Off-shoots of the Jones scandal

There’s so many off-shoot stories to the Alan Jones drama that it’s hard to know where to start.

First, let’s all agree that his comments about Julia Gillard’s late father “dying of shame” were inappropriate, out of line and offensive.

But surprising? Not really. Jones, the doyen of breakfast radio, has been bordering on such controversy for some time, and it was obvious that his relentless attacks on the Prime Minister were going to land him in trouble eventually.

Not because he’s wrong about her carbon tax lies or a range of Federal Government debacles, but because he has too often slid into personal attacks that only damage his own credibility, not that of Ms Gillard.

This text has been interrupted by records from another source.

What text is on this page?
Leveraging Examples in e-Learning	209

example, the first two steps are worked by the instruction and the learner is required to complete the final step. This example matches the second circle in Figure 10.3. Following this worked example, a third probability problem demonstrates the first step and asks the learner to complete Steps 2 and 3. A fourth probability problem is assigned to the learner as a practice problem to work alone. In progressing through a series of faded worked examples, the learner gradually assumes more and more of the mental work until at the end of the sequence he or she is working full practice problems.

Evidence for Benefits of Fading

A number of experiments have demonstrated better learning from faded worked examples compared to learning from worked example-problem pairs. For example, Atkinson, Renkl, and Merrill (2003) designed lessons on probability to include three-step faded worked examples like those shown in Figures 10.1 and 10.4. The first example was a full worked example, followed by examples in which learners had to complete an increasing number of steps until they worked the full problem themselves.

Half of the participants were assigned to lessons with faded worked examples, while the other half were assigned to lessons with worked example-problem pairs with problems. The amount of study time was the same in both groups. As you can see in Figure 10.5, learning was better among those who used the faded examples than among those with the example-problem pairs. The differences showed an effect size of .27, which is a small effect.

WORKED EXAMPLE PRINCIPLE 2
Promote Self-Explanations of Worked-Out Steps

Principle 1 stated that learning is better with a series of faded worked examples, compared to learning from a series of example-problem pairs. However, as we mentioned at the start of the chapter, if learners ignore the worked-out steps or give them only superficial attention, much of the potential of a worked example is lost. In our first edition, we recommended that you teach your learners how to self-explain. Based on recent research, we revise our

Last year, he verbally slapped her around for being about 10 minutes late to an interview on his program – the irony being that he only wasted more time chastising Ms Gillard for her tardiness, when he could have started firing questions in the national interest.

Then there’s the whole chaff bag line, a favourite of Jones for a while now. There’s plenty to criticise Julia Gillard about, and Jones is right in much of what he says about the Federal Government, but he does himself nor his listeners, to whom he holds a great responsibility, no favours by delivering personal attacks, unrelated to policy direction or the state of the nation.

The other unfortunate thing this whole episode does is tarnish further the reputation of talk radio, particularly amongst those whose radio dials are stuck on FM, blissfully unaware of many of the issues that we face as a world, a country, a state and a city. You know, the ones who think Kim Kardashian being in Australia is news.

Talk radio can be an exceptionally powerful tool that can turn wrongs into rights, expose the dirt of our society and help those most in need. It breaks news, it delivers results and can have an enormous and legitimately positive impact on an issue, big or small.

At its best, there is no better form of media anywhere on the planet. But at its worst, just like any power used wrongly, it can be very muddy. Jones’ listeners won’t go anywhere. I can almost guarantee you that most, if not all, of the signatures on petitions to sack him from 2GB have been signed by people who don’t listen to Jones anyway.

And I can also guarantee you that the sponsors and advertisers taking some sort of false moral ground by walking away from Jones will come back eventually.

They always do.

2GB won’t be sacking him, either. He owns a fair chunk of the station anyway, so I doubt he’ll be giving himself a termination letter.

In truth I don’t believe Jones really thinks he’s done all that much wrong. His apology and his actions over the last few days would suggest he regrets getting caught much more than he does making the comments.

So where to from here? Well, by this time next week the story will be over, and with any luck, this time around, Jones may just change his tact slightly. He will still be an attack dog, which is exactly what he is paid to be, but perhaps he’ll focus more on playing the game rather than the man.

A few side points to finish on.

Firstly, the argument over whether Jones’ comments should have been made public given they were at a private function is a mute point. Anyone who honestly believes Jones wouldn’t have been the first one to report it had the roles been reversed is kidding themselves.

Secondly, Wayne Swan should get back to worrying about the country’s finances rather then appointing himself President of the Alan Jones hate society. He would do well to take a leaf out of his Prime Minister’s book and shut his mouth on the issue, rather than writing opinion pieces calling Jones a “bullyboy” and a “whinger”, which in reality, makes him no better than Jones.

Jones’ comments were wrong.

And perhaps, in a way, they were the red light he needed to ensure his attacks and words are correctly targeted and more credible in the future.